Table 1. Dynamic Resource Allocation Properties
Property Name Default Value Description
spark.dynamicAllocation.enabled false for Spark jobs Enable dynamic allocation of executors in Spark applications.
spark.shuffle.service. enabled true Enables the external shuffle service. The external shuffle service preserves shuffle files written by executors so that the executors can be deallocated without losing work. Must be enabled if dynamic allocation is enabled.
spark.dynamicAllocation. initialExecutors Same value as spark.dynamicAllocation. minExecutors

When dynamic allocation is enabled, number of executors to allocate when the application starts.

Must be greater than or equal to the minExecutors value, and less than or equal to the maxExecutors value.

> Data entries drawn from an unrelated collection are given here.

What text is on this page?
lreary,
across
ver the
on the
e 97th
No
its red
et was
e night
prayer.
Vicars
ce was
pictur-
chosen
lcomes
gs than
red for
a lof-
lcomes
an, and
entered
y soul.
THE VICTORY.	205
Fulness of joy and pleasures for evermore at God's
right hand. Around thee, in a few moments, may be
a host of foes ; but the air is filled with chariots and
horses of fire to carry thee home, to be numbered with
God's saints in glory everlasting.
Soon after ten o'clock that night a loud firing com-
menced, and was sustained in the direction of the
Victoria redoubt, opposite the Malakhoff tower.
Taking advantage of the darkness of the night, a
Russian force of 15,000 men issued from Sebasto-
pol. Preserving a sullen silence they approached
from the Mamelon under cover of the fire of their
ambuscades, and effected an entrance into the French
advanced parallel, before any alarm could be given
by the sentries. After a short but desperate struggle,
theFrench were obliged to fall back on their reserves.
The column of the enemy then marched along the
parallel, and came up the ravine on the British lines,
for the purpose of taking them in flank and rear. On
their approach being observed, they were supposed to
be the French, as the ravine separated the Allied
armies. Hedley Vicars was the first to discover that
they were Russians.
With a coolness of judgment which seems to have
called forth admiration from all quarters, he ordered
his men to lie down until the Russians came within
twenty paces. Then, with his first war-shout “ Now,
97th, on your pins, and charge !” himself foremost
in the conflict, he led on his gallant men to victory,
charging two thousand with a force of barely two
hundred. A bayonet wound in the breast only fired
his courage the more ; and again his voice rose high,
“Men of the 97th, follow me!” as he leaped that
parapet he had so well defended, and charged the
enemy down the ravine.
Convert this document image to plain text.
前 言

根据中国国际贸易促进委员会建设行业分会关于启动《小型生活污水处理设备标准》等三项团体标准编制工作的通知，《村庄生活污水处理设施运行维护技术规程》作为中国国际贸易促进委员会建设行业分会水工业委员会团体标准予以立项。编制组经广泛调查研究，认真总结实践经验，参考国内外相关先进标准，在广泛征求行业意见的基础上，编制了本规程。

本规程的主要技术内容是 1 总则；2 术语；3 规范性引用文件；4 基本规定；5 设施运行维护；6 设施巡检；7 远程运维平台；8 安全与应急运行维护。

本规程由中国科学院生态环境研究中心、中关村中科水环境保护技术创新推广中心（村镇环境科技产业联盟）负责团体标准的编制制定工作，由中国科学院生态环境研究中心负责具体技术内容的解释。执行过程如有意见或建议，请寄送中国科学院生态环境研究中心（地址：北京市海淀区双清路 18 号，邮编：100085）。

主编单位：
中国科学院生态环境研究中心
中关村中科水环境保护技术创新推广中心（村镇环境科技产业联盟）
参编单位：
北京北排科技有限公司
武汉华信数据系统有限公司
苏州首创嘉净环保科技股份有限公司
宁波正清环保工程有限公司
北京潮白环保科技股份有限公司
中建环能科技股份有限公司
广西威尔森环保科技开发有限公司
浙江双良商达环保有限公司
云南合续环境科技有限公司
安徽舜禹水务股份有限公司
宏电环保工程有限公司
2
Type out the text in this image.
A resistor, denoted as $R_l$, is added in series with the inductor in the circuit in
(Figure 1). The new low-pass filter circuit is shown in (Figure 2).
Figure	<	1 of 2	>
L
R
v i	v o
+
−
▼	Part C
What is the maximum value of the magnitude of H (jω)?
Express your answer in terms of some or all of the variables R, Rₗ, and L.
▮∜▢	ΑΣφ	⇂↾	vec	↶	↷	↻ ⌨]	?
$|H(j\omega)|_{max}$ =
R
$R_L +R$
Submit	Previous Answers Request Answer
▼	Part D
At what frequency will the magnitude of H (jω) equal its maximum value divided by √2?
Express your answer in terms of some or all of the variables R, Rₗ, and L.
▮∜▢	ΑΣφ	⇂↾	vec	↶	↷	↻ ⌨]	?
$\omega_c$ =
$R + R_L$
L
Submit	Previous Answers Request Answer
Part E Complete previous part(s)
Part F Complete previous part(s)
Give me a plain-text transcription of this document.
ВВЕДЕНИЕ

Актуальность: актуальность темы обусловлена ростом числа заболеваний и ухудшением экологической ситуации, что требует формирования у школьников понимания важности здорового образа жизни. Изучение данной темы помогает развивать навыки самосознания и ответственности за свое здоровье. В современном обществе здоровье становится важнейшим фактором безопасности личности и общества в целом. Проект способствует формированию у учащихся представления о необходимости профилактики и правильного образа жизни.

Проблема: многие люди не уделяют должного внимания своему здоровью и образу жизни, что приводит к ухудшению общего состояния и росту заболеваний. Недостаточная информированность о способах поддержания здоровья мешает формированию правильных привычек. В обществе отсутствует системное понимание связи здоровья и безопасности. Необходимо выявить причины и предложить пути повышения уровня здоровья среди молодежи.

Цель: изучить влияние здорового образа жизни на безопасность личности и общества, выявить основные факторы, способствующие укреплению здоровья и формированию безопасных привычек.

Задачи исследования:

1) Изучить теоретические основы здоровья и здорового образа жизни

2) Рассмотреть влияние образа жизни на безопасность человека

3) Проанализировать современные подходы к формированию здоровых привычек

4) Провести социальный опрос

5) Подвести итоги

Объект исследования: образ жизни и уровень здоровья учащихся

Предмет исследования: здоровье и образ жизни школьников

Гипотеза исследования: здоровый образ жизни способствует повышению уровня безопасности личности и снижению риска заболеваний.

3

spark.dynamicAllocation. maxExecutors infinity When dynamic allocation is enabled, maximum number of executors to allocate. By default, Spark relies on YARN to control the maximum number of executors for the application.
spark.dynamicAllocation. minExecutors 0 When dynamic allocation is enabled, minimum number of executors to keep alive while the application is running.
spark.dynamicAllocation. executorIdleTimeout 60 seconds (60s) When dynamic allocation is enabled, time after which idle executors will be stopped.
spark.dynamicAllocation. cachedExecutorIdleTimeout infinity When dynamic allocation is enabled, time after which idle executors with cached RDD blocks will be stopped.
spark.dynamicAllocation. schedulerBacklogTimeout 1 second (1s) When dynamic allocation is enabled, timeout before requesting new executors when there are backlogged tasks.
spark.dynamicAllocation. sustainedSchedulerBacklogTimeout Same value as schedulerBacklogTimeout When dynamic allocation is enabled, timeout before requesting new executors after the initial backlog timeout has already expired. By default this is the same value as the initial backlog timeout.